Another issue that has been put forth is that the benefits of cryptocurrency either are not realistic or more efficient than traditional fiat currency.
An electronic transfer of funds for a real currency can occur in minutes. In contrast, many of the first cryptocurrency projects can take hours.
Some of the older crypto projects also require a lot of computational power, leading to high electrical consumption levels. Critics argue that this is an inefficient use of earth’s resources.
Recent developments have begun to work around the shortcomings of transaction times and energy consumption as add-ons to the established cryptos and new projects that do not contain the identified inefficiencies.

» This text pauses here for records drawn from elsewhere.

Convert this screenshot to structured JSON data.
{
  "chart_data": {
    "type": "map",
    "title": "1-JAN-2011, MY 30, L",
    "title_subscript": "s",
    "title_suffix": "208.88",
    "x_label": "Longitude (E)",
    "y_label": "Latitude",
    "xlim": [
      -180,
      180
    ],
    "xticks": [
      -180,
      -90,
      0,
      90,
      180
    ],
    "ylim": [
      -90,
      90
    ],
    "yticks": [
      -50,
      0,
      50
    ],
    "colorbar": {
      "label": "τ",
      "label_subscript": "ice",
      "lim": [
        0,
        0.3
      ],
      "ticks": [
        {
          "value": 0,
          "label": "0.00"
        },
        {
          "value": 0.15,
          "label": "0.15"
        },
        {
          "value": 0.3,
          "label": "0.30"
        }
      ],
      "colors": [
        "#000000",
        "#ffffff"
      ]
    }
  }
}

An interesting observation is that cryptocurrency isn’t really a currency due to its price volatility. Money must be a good store of value.
Some merchants or vendors may allow purchases for goods and services in crypto. They would need to adjust the real-world price being charged in tandem with the market value of whatever cryptocurrency is being used.
They argue that the point of any currency is to represent a relatively stable value. As adoption grows, the price should become more stable. Some cryptocurrencies are pegged to the value of a fiat currency like TrustTokens. Other projects are one-for-one representations of assets like gold and Tezos.
Cryptocurrency is a way for us to make electronic peer-to-peer transfers without the risk of a single entity gaining too much power over the monetary system.
The merits of cryptocurrencies are still in its early days. Early adopters and enthusiasts will continue to sing cryptocurrency’s praises. Pundits will continue to measure this new financial tool against established currencies and real money. The average consumer must decide when’s the right time to test how cryptocurrency fits into their lives.
As blockchain technology continues to mature, and the useful blockchains surface into the mainstream, the point of cryptocurrency and its place in your financial toolbox will inevitably become apparent.